Optimization of a process is a method to make a system work better or more efficient by adjusting the effective parameters on the system at an optimal level without violating some constraint. It can minimize the cost and time while maximizing throughput and/or efficiency. By optimizing an EOR process, the amount of injecting materials will be minimized, all of devices and equipment will work optimally and the power consumption will be reduced, the risk of operation and formation damages will be reduced and finally more amount of oil can be recovered from the reservoir. Due to the advantages of CFD simulations such as reducing costs and time, obtaining complete information and very precise details as well as examining all conditions that are impossible or dangerous to achieve under laboratory conditions, this technique can be used wieldy in optimization of a process (Gharibshahi et al. 2019; Thévenin and Janiga 2008). Therefore, coupling of optimization and CFD method is a good candidate for screening the best operational conditions in each EOR process.

Finally, it should be noted that most studies have been conducted at ambient temperature and pressure. Therefore, in future studies, the effects of temperature and pressure during flooding operations should be investigated.

5 Conclusion

Given the advancement of computer equipment, the use of simulation techniques such as computational fluid dynamics techniques has become possible for the researchers. Using these methods leads to the reduction of the costs and risks related to experimental studies. Furthermore, more accurate and complete information could be gained from enhanced oil recovery processes.

In this research, different studies in the field of enhanced oil recovery processes, using CFD methods such as water injection; gas injection; chemical methods such as polymer flooding, MEOR, and nanofluid injection; as well as thermal processes, including SAGD and hot water flooding were reviewed.
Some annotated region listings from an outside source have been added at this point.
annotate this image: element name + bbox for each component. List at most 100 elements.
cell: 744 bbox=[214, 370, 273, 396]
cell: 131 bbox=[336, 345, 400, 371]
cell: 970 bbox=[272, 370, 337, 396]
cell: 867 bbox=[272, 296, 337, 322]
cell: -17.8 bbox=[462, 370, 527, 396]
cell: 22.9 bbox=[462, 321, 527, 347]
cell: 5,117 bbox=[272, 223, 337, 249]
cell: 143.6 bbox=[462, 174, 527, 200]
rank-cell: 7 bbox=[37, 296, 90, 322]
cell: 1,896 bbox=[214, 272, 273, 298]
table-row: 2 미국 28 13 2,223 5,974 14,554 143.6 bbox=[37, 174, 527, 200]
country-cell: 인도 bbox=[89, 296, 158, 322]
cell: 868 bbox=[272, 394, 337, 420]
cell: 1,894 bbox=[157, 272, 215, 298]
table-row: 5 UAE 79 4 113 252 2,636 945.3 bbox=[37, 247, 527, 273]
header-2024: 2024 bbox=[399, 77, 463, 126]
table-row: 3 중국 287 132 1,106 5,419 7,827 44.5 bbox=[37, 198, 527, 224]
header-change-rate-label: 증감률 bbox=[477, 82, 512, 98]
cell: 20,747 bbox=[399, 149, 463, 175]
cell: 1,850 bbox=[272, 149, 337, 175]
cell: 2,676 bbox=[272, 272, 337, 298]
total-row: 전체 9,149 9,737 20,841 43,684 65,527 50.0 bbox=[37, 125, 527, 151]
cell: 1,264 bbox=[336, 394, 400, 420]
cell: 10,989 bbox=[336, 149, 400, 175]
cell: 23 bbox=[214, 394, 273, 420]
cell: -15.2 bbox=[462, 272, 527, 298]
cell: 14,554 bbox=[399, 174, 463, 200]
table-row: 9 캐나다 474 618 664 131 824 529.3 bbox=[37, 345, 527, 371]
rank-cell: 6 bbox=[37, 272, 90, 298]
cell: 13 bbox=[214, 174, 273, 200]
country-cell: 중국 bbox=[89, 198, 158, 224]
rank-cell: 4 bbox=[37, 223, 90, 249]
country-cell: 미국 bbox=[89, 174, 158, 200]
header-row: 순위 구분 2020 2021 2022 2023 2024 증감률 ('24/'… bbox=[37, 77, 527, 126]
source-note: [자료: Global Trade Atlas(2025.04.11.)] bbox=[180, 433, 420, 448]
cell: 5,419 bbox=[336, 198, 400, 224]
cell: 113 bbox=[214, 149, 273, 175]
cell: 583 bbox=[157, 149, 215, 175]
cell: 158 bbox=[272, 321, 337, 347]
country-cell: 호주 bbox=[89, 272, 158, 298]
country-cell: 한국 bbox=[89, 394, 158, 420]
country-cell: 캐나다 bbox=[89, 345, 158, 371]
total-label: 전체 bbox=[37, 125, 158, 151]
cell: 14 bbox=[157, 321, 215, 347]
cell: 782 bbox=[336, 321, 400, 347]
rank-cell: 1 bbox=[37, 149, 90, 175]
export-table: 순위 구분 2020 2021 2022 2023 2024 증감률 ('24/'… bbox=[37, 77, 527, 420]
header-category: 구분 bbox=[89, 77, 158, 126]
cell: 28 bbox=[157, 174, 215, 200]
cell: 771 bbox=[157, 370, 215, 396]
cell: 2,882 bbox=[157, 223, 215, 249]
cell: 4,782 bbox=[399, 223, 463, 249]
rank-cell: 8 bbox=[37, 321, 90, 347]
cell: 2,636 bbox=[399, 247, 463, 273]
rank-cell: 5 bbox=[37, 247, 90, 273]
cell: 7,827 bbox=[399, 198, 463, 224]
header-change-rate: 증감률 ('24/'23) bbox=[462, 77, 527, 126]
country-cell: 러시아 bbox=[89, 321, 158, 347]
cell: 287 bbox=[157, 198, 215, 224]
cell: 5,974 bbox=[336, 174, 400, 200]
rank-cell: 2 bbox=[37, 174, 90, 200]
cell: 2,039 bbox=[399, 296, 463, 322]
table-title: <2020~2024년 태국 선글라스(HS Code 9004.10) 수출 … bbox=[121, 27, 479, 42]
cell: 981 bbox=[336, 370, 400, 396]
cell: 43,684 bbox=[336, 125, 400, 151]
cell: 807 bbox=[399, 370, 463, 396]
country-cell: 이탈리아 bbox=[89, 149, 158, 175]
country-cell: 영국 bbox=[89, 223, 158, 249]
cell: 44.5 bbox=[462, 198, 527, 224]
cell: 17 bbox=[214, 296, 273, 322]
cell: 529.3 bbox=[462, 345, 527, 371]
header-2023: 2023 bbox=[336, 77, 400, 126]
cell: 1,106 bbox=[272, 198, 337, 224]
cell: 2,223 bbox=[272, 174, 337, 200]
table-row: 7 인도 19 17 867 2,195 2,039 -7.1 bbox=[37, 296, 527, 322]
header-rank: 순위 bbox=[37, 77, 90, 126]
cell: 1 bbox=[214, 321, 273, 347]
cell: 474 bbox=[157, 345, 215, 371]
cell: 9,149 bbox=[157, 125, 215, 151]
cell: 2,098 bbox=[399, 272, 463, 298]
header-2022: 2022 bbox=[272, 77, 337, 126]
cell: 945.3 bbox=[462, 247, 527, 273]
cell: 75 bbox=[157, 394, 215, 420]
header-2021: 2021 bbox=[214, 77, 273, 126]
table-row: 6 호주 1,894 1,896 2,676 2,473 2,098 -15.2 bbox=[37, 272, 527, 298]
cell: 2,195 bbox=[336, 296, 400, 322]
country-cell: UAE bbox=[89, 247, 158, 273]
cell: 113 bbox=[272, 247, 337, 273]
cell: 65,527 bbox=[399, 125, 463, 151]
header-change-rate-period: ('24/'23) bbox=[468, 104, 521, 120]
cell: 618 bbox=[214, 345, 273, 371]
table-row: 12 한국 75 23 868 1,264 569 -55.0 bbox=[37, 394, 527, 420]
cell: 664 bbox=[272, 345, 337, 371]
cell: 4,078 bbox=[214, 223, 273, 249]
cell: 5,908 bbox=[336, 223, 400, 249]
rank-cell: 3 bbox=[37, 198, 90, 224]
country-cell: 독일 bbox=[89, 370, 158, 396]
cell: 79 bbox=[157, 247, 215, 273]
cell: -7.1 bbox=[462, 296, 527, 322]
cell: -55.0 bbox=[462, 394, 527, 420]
Choosing an appropriate multiphase model to solve the governing equations is a critical step. Several multiphase models such as the mixture model, VOF, and the Eulerian model were used to obtain the most accurate results. In every CFD simulation problem, the grid independency of the results must be checked. Then, the validity of numerical results with experimental data should be examined. Also, different pieces of software based on CFD technique such as ANSYS Fluent, ANSYS CFX, and COMSOL Multiphysics, to name but three, should be applied to study the EOR processes.

Over the past decade, several researchers used CFD techniques to solve EOR problems; however, we are in the early stages of CFD simulations of enhanced oil recovery processes. With further developments of numerical models and considering more factors in future studies, better and more reliable results will be achieved. In conclusion, the obtained results can be used on a field scale and can provide more accurate predictions of enhanced oil recovery performances.

Finally, it should be mentioned that using CFD technique to simulate EOR processes is very young and this technique can be improved in the future. With further studies and the development of various equations based on this method, a very clear future for this method can be imagined in comparison with conventional models for using in oil industry problems.